便聽到鍾逸軒又喊了一嗓子,「豆腐腦要甜的,記住了。」
方既白便瞥了鍾逸軒一眼,甜豆腐腦的異端。
「昨天霞飛區同德坊出事了,你曉得伐?」鍾逸軒一屁股坐在餐桌邊,咬了一口油條,又拿起茶杯,喝了一口過夜涼茶,抹了抹嘴巴說道。
「這事我曉得。」方既白點了點頭,「當時我正在法租界找小盧有事情,那槍響得震天。」「你當時在法租界?」鍾逸軒看了方既白一眼,身體前傾,壓低了聲音,「這事不會和你有關係吧。」「放屁!」方既白臉色一沉,壓著嗓子說道,「這件事和紅匪有關,你再亂講話,我撕爛你的嘴。」「怪我,怪我,亂講話。」鍾逸軒看到方既白罕見的嚴厲樣子,立刻意識到自己說錯話了,對於溫炳章這樣的國黨軍官來說,紅黨可不是真正意義上的友軍,絕對不能沾染半點。
他拍了拍自己的嘴巴。
「特高課本是要誘捕紅黨的,卻沒成想遭了紅黨的暗算,他們死傷慘重,幾乎可以說是全軍覆沒。」方既白低聲道,「北村直樹勃然大怒,他最器重的少壯派軍官白石秀傑也死了。」
鍾逸軒看了方既白一眼,注意到方既白此時稱呼「紅黨』,而方才嚴厲怒斥時候說的「紅匪』,他立刻明白自己方才那玩笑話確實是激怒了自己的組長。

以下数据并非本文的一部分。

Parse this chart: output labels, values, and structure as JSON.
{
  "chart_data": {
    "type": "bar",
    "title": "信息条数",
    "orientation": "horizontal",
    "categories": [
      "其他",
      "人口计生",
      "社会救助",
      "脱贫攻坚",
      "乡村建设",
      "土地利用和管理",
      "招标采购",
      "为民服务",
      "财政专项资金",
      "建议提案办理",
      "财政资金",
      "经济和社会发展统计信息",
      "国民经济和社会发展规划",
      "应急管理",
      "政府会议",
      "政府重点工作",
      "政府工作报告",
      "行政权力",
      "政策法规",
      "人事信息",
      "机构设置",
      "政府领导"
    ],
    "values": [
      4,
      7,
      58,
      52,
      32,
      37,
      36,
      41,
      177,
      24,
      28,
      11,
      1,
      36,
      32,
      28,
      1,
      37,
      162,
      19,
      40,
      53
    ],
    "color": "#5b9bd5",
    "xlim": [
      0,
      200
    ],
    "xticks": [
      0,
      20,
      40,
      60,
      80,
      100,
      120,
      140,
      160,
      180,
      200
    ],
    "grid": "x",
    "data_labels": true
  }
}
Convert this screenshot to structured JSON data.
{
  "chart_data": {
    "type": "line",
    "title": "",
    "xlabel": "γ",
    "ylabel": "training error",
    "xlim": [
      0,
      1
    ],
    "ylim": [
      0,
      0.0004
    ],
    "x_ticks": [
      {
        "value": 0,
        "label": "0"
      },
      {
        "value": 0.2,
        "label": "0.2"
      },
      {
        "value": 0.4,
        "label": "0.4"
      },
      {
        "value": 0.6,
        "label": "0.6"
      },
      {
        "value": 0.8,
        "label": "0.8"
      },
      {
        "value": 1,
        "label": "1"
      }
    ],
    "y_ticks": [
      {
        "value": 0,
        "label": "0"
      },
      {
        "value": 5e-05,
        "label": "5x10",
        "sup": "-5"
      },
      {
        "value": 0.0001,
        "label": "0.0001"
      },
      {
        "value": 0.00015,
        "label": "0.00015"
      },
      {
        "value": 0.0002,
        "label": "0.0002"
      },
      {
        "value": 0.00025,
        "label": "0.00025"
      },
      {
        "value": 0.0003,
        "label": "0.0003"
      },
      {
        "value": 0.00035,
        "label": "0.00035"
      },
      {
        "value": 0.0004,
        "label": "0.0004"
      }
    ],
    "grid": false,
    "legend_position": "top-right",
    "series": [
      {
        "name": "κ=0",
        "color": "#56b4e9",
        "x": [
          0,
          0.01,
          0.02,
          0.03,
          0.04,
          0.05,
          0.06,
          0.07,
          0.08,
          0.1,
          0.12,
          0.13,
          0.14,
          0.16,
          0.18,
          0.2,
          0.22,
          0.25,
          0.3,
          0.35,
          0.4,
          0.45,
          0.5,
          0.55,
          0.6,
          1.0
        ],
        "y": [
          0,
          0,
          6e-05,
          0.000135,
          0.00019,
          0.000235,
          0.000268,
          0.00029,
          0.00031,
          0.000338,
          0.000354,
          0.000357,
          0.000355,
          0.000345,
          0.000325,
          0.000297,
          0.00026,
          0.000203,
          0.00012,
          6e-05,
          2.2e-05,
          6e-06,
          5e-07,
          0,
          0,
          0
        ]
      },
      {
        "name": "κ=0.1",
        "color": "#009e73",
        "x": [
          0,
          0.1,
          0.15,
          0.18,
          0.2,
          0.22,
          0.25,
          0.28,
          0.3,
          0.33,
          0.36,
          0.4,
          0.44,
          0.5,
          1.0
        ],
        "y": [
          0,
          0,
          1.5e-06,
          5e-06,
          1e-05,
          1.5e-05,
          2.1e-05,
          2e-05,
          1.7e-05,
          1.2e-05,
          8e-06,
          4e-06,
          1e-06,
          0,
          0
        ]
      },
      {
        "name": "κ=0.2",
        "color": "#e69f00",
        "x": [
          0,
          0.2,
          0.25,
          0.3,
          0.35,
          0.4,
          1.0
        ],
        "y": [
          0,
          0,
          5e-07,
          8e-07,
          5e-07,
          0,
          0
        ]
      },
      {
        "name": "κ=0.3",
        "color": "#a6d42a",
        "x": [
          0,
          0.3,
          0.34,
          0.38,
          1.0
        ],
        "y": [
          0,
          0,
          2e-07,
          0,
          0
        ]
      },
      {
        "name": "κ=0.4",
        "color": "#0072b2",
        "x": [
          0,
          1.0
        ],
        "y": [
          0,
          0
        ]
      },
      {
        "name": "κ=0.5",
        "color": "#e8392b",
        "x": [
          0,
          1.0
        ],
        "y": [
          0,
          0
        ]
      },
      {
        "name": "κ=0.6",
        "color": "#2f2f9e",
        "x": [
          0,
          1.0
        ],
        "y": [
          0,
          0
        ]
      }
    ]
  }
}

「白石秀傑這個人我聽說過。」他點了點頭,說道,「是個很狡猾的特高課少壯派軍官。」「當時我隨同福山英治一起去了現場查勘。」方既白低聲道,「日本人認為是霞飛巡捕房的一個叫吳邦彥的巡捕幹得,後續怎麼樣了?有那個吳邦彥的消息嗎?」
也就在這個時候,陳阿四也洗漱完畢出來了。
看到鍾逸軒他揮手打了個招呼,扯了一把椅子坐下。
「找到人了,應該不是吳邦彥。」鍾逸軒說道,「吳邦彥和那個安南巡捕,還有那個叫小丁的華捕在景雲里附近的一條河邊的蘆葦叢被發現的。」
「蘆葦叢?」方既白問道,「怎麼回事?」
「這事情在巡捕房內部已經傳開了。」鍾逸軒說道,「據吳邦彥所講,他在上茅廁的時候被人偷襲了,有人偷襲了他們三個人,然後把他們打昏過去了,後面的事情他們也不知道。」
「你是不曉得。」鍾逸軒嘆息一聲,「三個倒霉的傢伙被藏進河邊的蘆葦叢,是被活生生凍醒的,嘴巴又被堵住,手腳也被捆住動彈不得。」
「要不是發現及時,要是在那蘆葦叢待一晚上,說不得要凍出個好歹。」
「三個巡捕,被人偷襲,對方幾個人?」方既白皺眉,問道。
「據說是就一個人,反正吳邦彥說是對方只有一個人。」鍾逸軒說道,「那個安南巡捕背了一桿毛瑟1898,也就是後來被拿來伏擊日本人的那桿槍。」
「看來是個狠角色啊。」方既白摩挲著下巴,表情凝重說道,「一個人偷襲了三個巡捕,繳獲了長槍,最後還拿著這桿槍伏擊了特高課的行動組,幹掉了十幾個特高課特工。」
「這簡直就是常山趙子龍啊。」陳阿四在一旁讚嘆說道。
「誰說不是呢。」鍾逸軒一拍大腿,「巡捕房內部都傳瘋了,都說紅黨什麼時候出了這麼一個上山虎,以後要小心了。」
方既白的面色凝重,他咬了一口大餅香肉,似是在思索著什麼。
「怎麼了?」鍾逸軒問道。
這麼多日本人被幹掉了,還包括那個特高課組長白石秀傑,這不是一件值得高興的事情麼?「紅匪有能人啊。」方既白皺著眉頭,有些憂心v忡忡地嘆了一口氣,說道。